• Hi! Is there someone that can tell me if, in pfsense, is it possible to use "policy routing" like in linux, to decide which route a particular host on a lan must take when trying to reach another host on a different lan. On both lan there will be a pfsense box, and two vpn on to different wan interface. At the moment this is accomplished with a linuxbox+shorewall+openvpn. The purpose of this setup, is that when host1 on the local subnet of site a try to communicate with a host2 on the remote subnet on site b, a routing policy impose the connection to flow on the vpn estabilished over wan2 on both firewall. And for other communications, i impose to use the other vpn. I'll attach a pic, containing the net diagram, implemented on both sites.


  • I don't know much about VPN config on pfSense, but the policy routing part should be easy to do.

    In the firewall you can choose the Interface of pfsense, where the client comes in (lan, ..),
    the protocol (tcp, udp, any, …),
    the source, (any, single host, lan adress, lan subnet, network, ...)
    and the same for destination.
    And you can set the gateway, you whish to use for that special connection.
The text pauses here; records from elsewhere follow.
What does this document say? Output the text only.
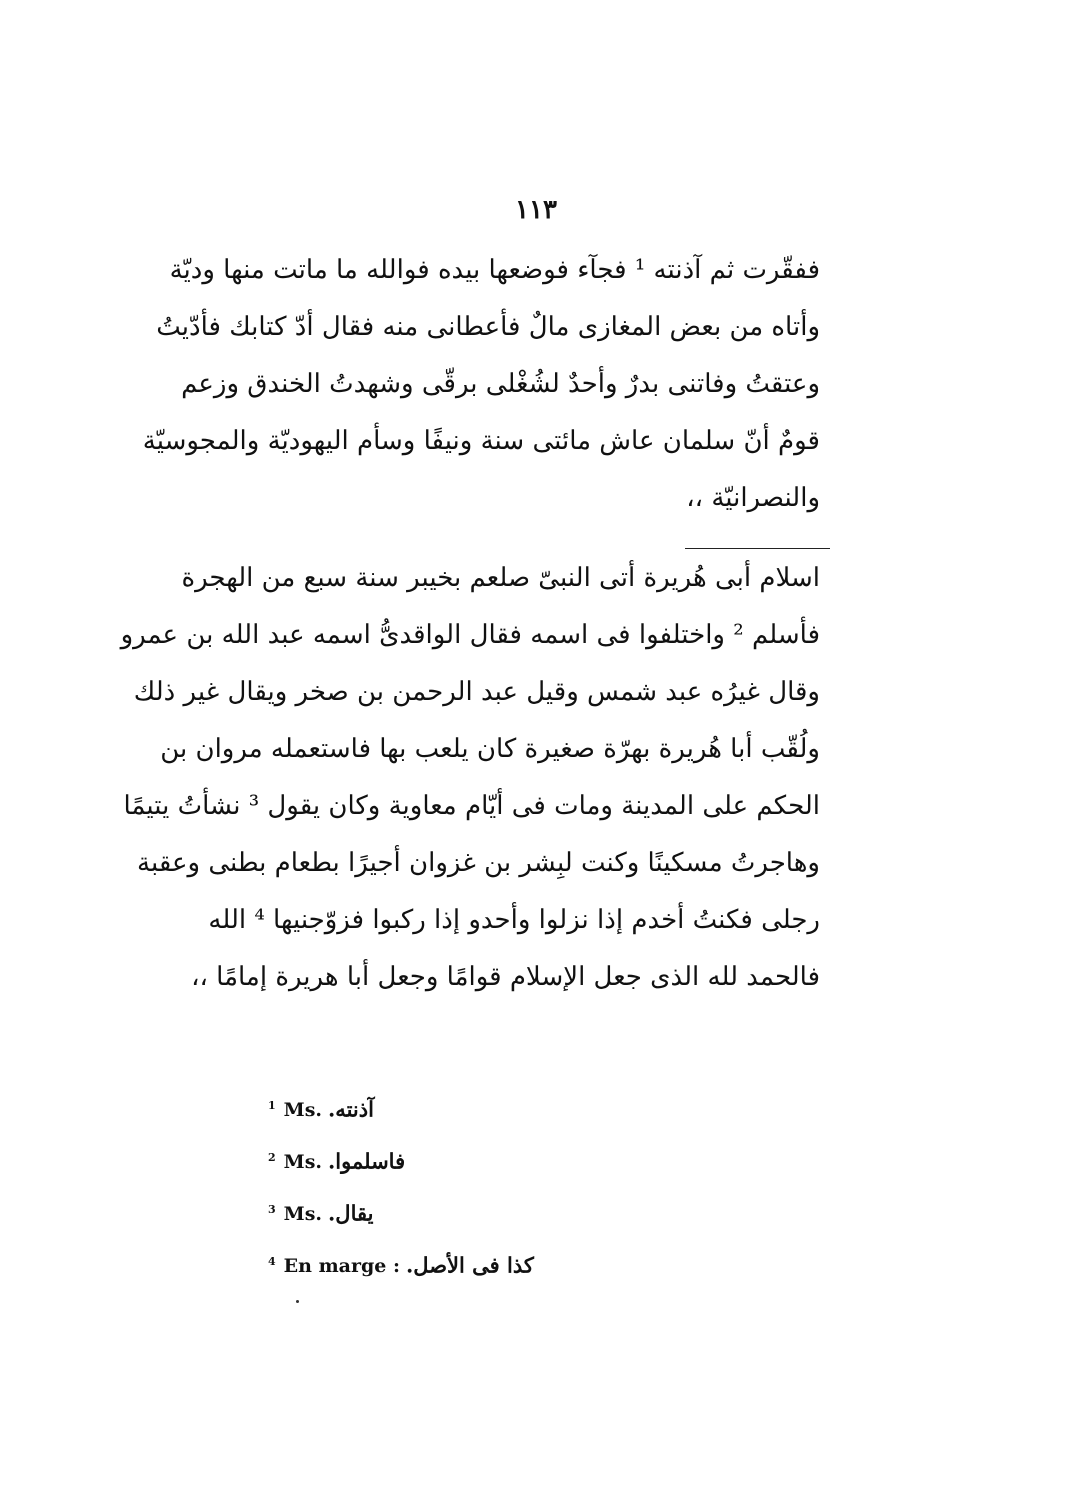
١١٣
ففقّرت ثم آذنته ¹ فجآء فوضعها بيده فوالله ما ماتت منها وديّة
وأتاه من بعض المغازى مالٌ فأعطانى منه فقال أدّ كتابك فأدّيتُ
وعتقتُ وفاتنى بدرٌ وأحدٌ لشُغْلى برقّى وشهدتُ الخندق وزعم
قومٌ أنّ سلمان عاش مائتى سنة ونيفًا وسأم اليهوديّة والمجوسيّة
والنصرانيّة ،،
اسلام أبى هُريرة أتى النبىّ صلعم بخيبر سنة سبع من الهجرة
فأسلم ² واختلفوا فى اسمه فقال الواقدىُّ اسمه عبد الله بن عمرو
وقال غيرُه عبد شمس وقيل عبد الرحمن بن صخر ويقال غير ذلك
ولُقّب أبا هُريرة بهرّة صغيرة كان يلعب بها فاستعمله مروان بن
الحكم على المدينة ومات فى أيّام معاوية وكان يقول ³ نشأتُ يتيمًا
وهاجرتُ مسكينًا وكنت لبِشر بن غزوان أجيرًا بطعام بطنى وعقبة
رجلى فكنتُ أخدم إذا نزلوا وأحدو إذا ركبوا فزوّجنيها ⁴ الله
فالحمد لله الذى جعل الإسلام قوامًا وجعل أبا هريرة إمامًا ،،
$^1$ Ms. آذنته.
$^2$ Ms. فاسلموا.
$^3$ Ms. يقال.
$^4$ En marge : كذا فى الأصل.
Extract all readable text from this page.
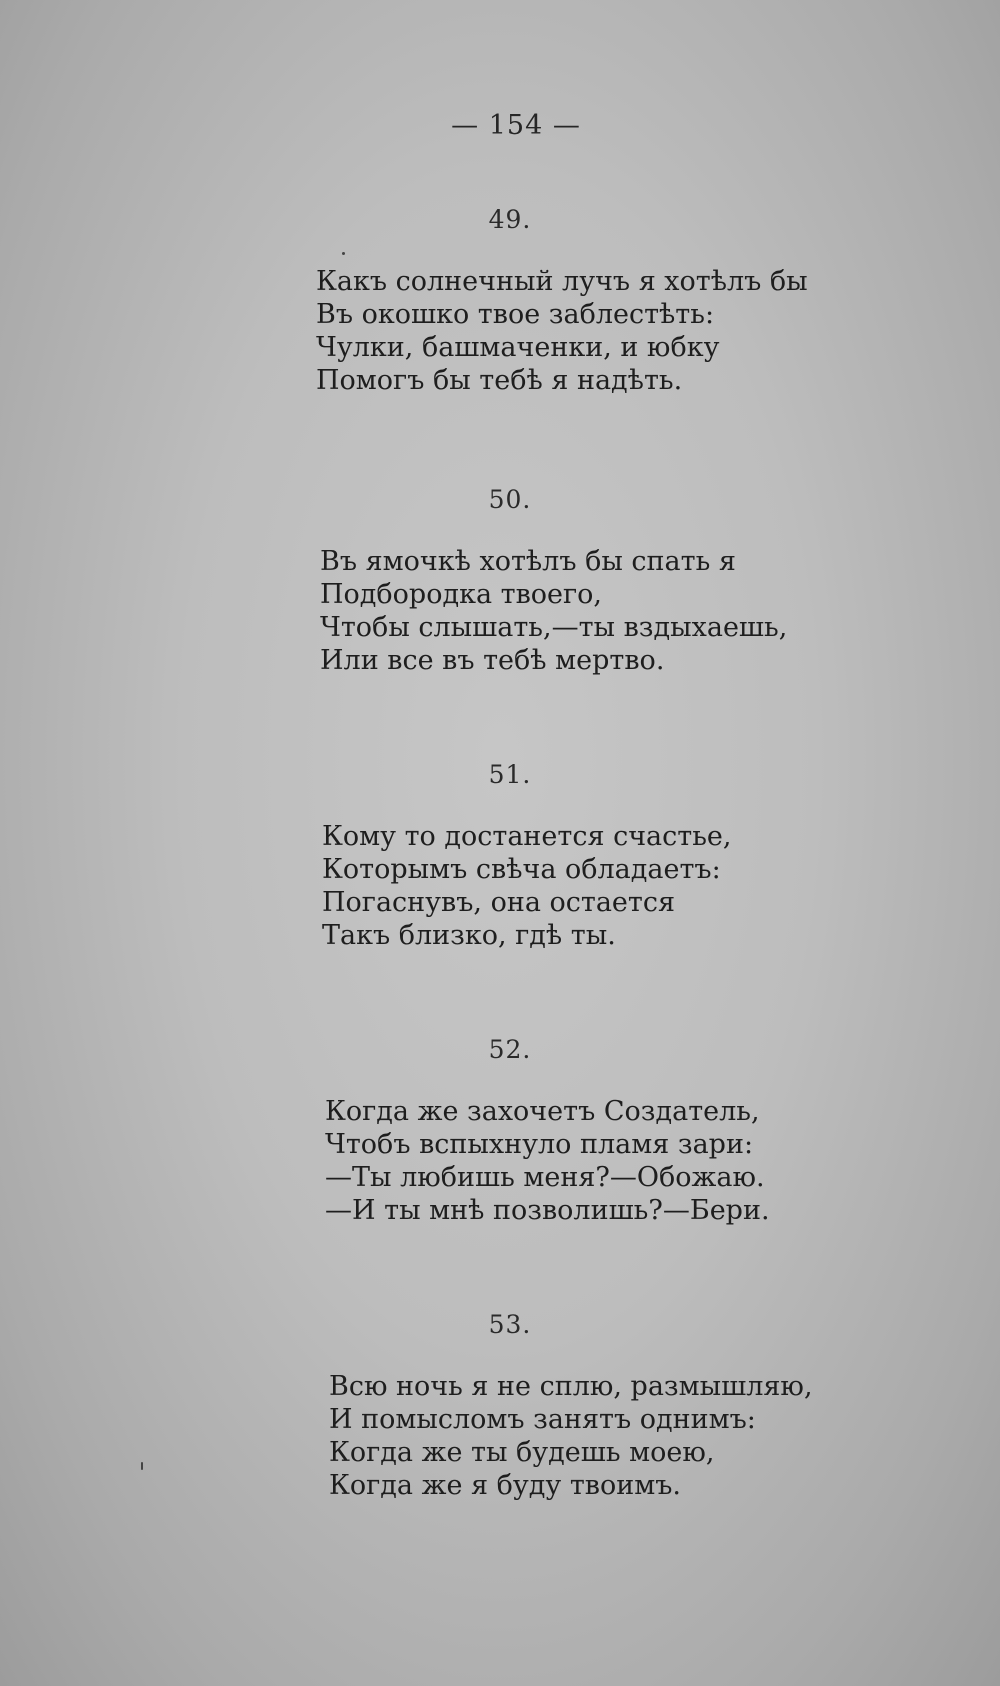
— 154 —
49.
Какъ солнечный лучъ я хотѣлъ бы
Въ окошко твое заблестѣть:
Чулки, башмаченки, и юбку
Помогъ бы тебѣ я надѣть.
50.
Въ ямочкѣ хотѣлъ бы спать я
Подбородка твоего,
Чтобы слышать,—ты вздыхаешь,
Или все въ тебѣ мертво.
51.
Кому то достанется счастье,
Которымъ свѣча обладаетъ:
Погаснувъ, она остается
Такъ близко, гдѣ ты.
52.
Когда же захочетъ Создатель,
Чтобъ вспыхнуло пламя зари:
—Ты любишь меня?—Обожаю.
—И ты мнѣ позволишь?—Бери.
53.
Всю ночь я не сплю, размышляю,
И помысломъ занятъ однимъ:
Когда же ты будешь моею,
Когда же я буду твоимъ.
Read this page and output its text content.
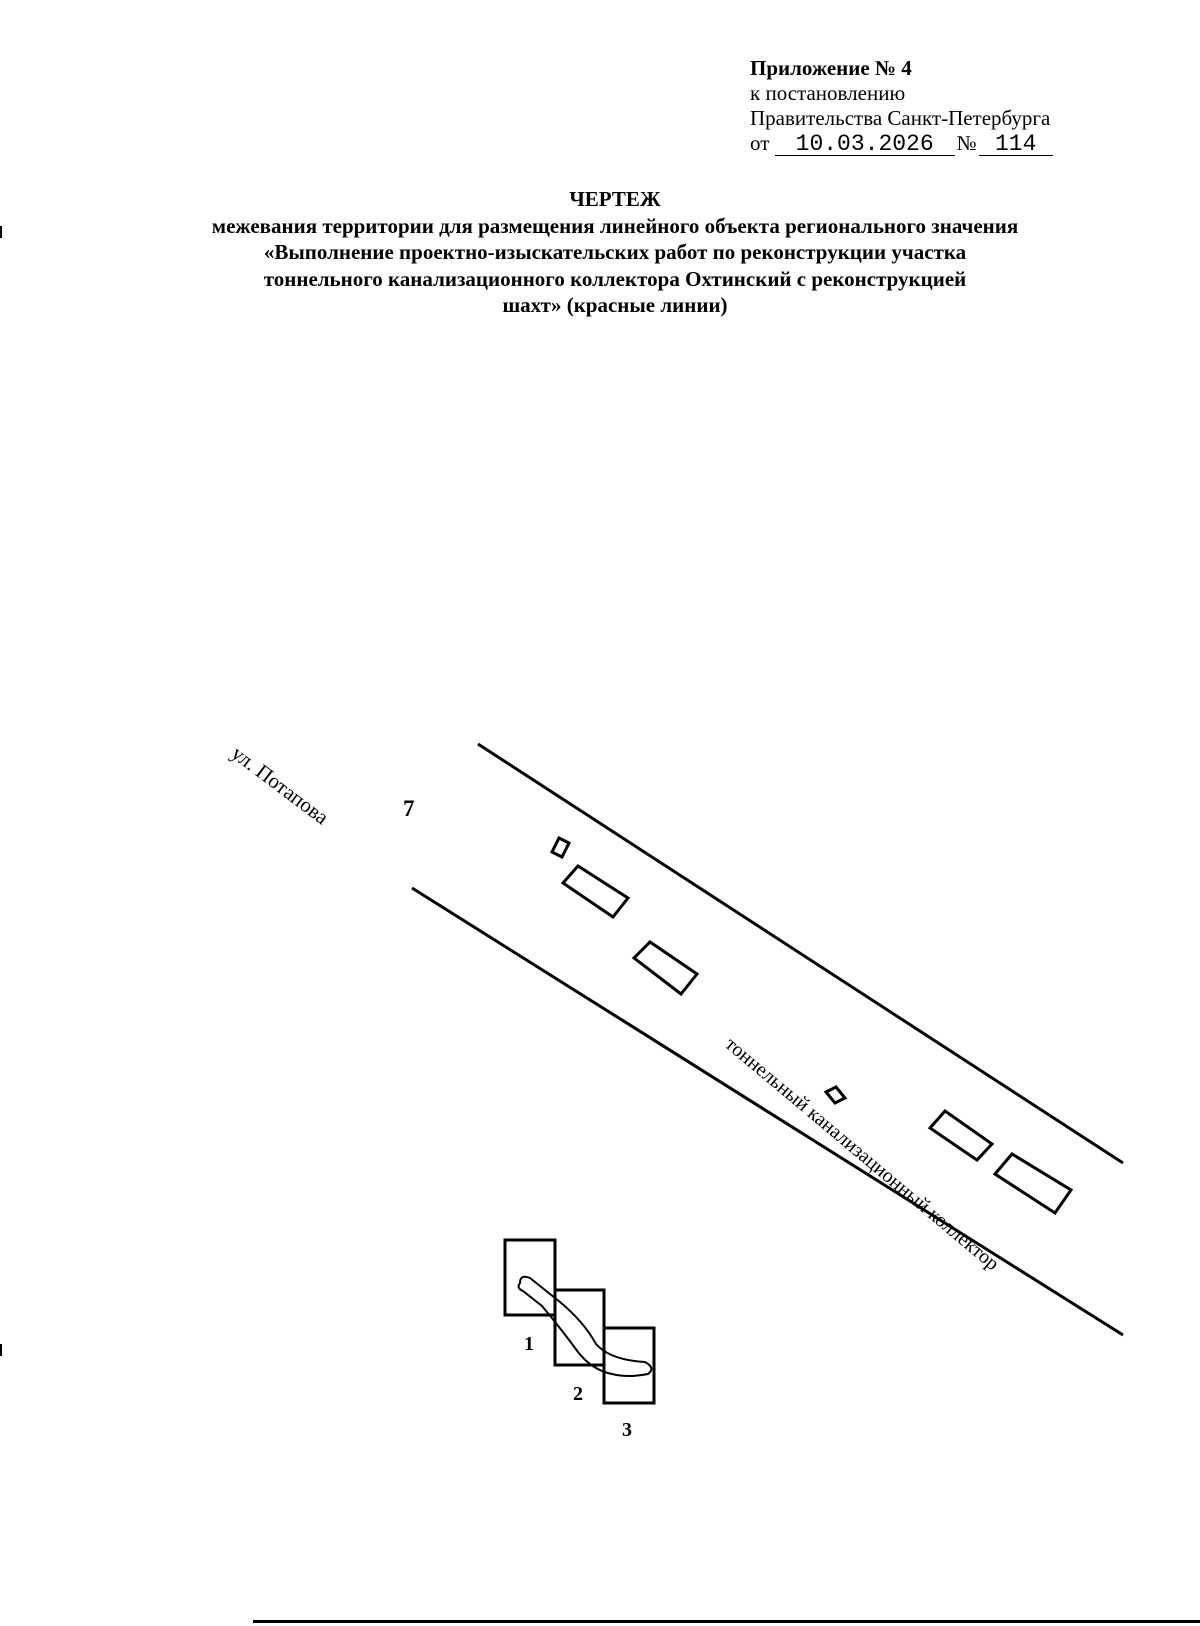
Приложение № 4
к постановлению
Правительства Санкт-Петербурга
от 10.03.2026 № 114
ЧЕРТЕЖ
межевания территории для размещения линейного объекта регионального значения
«Выполнение проектно-изыскательских работ по реконструкции участка
тоннельного канализационного коллектора Охтинский с реконструкцией
шахт» (красные линии)
ул. Потапова	7
тоннельный канализационный коллектор
1
2
3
    This should work without problems for both the single host1 / host2 communication (this rule first), and the rest of lan 1 to communicate with lan 2.

  • Yes. The firewall rules all have a selection for gateway that allows policy routing.

  • Ok, but you cannot choose tun0 or tun1 as the default gateway in firewall rules at the moment with the gui, or am i wrong? So how can i tell host1 to use that vpn when trying to reach host2 on the remote site? Do i've to use the shell?


  • That's completely different. That's a question for the OpenVPN board here, not routing. I think you need to push the appropriate routes to your clients. See the OpenVPN page on doc.pfsense.org, I think it has the info you need.